Principal author Alex H. Barnett, main co-developers Jeremy F. Magland, Ludvig af Klinteberg, Yu-hsuan "Melody" Shih, Andrea Malleo, Libin Lu, and Joakim Andén; see docs/ackn.rst for full list of contributors. ​

This is a lightweight library to compute the three standard types of nonuniform FFT to a specified precision, in one, two, or three dimensions. It is written in C++ with interfaces to C, Fortran, MATLAB/octave, Python, and (in a separate repository) Julia.

Please see the online documentation, or its local PDF equivalent, the user manual. You will also want to see example codes in the directories examples, test, fortran, matlab/test, and python/test. If you cannot compile, or pip install, try our precompiled binaries.
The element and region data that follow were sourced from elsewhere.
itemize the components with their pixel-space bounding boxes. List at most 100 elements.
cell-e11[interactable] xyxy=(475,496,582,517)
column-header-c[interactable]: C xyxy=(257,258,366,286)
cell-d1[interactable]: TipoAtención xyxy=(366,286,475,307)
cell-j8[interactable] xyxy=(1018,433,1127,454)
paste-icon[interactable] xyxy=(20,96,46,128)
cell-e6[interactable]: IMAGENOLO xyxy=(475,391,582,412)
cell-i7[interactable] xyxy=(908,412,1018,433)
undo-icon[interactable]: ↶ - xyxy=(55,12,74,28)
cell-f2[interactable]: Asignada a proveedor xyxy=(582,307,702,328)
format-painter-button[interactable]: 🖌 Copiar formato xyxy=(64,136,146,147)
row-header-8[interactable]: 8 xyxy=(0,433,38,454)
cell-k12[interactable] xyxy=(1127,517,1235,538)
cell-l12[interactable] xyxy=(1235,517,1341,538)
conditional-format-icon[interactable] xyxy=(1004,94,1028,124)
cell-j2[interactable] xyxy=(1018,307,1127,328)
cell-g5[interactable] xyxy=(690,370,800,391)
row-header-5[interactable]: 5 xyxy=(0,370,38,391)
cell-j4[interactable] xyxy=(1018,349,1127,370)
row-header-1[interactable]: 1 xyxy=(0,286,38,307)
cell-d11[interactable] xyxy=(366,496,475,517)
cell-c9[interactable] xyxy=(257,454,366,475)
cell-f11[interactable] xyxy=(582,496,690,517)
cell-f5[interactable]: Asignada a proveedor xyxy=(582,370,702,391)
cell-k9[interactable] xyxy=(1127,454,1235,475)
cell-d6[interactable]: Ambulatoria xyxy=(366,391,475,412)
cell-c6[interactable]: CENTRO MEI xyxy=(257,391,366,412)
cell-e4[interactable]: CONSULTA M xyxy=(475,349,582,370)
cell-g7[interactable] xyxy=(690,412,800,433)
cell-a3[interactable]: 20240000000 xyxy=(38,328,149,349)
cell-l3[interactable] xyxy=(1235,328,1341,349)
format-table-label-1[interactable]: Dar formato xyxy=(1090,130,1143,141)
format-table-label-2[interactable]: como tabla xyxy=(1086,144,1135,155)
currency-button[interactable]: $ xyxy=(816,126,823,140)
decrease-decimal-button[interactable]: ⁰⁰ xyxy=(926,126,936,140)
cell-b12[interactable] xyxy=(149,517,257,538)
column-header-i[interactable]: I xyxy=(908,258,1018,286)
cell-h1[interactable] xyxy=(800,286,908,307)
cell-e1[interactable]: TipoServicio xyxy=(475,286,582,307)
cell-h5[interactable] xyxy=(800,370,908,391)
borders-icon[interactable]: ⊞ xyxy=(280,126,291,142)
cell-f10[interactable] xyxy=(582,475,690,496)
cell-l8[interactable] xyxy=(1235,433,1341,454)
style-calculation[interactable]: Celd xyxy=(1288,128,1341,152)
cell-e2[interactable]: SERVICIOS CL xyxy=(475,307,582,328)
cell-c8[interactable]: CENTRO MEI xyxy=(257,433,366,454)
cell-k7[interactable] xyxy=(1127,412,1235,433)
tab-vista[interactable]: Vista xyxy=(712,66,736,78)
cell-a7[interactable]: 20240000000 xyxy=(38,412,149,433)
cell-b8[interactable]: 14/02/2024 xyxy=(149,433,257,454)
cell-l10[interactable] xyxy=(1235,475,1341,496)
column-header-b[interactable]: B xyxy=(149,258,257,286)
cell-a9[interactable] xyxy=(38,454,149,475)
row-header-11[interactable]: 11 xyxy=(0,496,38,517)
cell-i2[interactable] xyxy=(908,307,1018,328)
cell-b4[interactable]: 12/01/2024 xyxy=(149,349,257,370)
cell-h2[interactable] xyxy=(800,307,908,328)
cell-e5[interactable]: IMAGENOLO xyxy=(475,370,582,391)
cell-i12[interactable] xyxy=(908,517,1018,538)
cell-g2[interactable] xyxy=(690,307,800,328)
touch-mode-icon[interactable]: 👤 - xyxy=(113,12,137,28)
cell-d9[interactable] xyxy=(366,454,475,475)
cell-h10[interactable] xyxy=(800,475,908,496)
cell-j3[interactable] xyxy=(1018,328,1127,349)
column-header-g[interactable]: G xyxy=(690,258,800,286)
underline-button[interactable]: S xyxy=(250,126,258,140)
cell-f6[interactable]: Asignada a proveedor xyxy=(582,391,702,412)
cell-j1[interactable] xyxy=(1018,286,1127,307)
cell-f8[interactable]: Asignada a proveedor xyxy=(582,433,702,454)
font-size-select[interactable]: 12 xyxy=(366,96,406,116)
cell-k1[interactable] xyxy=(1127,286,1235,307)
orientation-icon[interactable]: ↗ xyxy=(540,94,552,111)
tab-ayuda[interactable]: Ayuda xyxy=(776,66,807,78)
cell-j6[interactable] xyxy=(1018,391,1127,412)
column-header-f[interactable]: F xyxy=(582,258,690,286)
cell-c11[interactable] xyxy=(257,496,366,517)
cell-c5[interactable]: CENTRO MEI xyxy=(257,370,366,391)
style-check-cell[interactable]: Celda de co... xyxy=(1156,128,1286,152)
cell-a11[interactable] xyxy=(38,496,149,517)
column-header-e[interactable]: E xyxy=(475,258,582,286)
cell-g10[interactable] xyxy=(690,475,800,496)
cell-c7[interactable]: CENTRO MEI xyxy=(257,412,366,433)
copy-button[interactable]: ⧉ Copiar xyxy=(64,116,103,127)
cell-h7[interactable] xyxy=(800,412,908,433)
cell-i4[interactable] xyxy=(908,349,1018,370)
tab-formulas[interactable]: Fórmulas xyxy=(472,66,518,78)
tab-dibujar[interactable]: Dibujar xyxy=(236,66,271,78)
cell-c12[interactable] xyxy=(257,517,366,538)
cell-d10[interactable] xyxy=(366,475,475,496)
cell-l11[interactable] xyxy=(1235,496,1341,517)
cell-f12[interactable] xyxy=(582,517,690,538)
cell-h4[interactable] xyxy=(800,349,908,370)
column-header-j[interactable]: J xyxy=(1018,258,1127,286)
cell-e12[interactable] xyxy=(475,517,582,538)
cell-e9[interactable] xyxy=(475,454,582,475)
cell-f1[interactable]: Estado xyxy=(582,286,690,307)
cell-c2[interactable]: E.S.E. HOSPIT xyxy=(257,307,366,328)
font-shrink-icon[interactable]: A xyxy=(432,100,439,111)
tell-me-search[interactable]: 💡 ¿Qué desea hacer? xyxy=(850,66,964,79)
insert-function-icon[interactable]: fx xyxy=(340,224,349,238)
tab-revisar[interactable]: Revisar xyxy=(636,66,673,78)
If you prefer to read text files, the source to generate the above documentation is in human-readable (mostly .rst) files as follows:

• docs/install.rst : installation and compilation instructions
• docs/dirs.rst : explanation of directories and files in the package
• docs/math.rst : mathematical definitions
• docs/cex.rst : example usage from C++/C
• docs/c.rst : documentation of C++/C functions
• docs/opts.rst : optional parameters
• docs/error.rst : error codes
• docs/trouble.rst : troubleshooting
• docs/tut.rst and docs/tutorial/* : tutorial application examples
• docs/fortran.rst : usage examples from Fortran, documentation of interface
• docs/matlab.rst and docs/matlabhelp.raw : using the MATLAB/Octave interface
• docs/python.rst and python/*/_interfaces.py : using the Python interface
• docs/julia.rst : using the Julia interface
• docs/devnotes.rst: notes/guide for developers
• docs/related.rst : other recommended NUFFT packages
• docs/users.rst : users of FINUFFT and dependent packages
• docs/ackn.rst : authors and acknowledgments
• docs/refs.rst : journal article references (ours and others)

If you find FINUFFT useful in your work, please cite this repository and our paper:

A parallel non-uniform fast Fourier transform library based on an ``exponential of semicircle'' kernel. A. H. Barnett, J. F. Magland, and L. af Klinteberg. SIAM J. Sci. Comput. 41(5), C479-C504 (2019).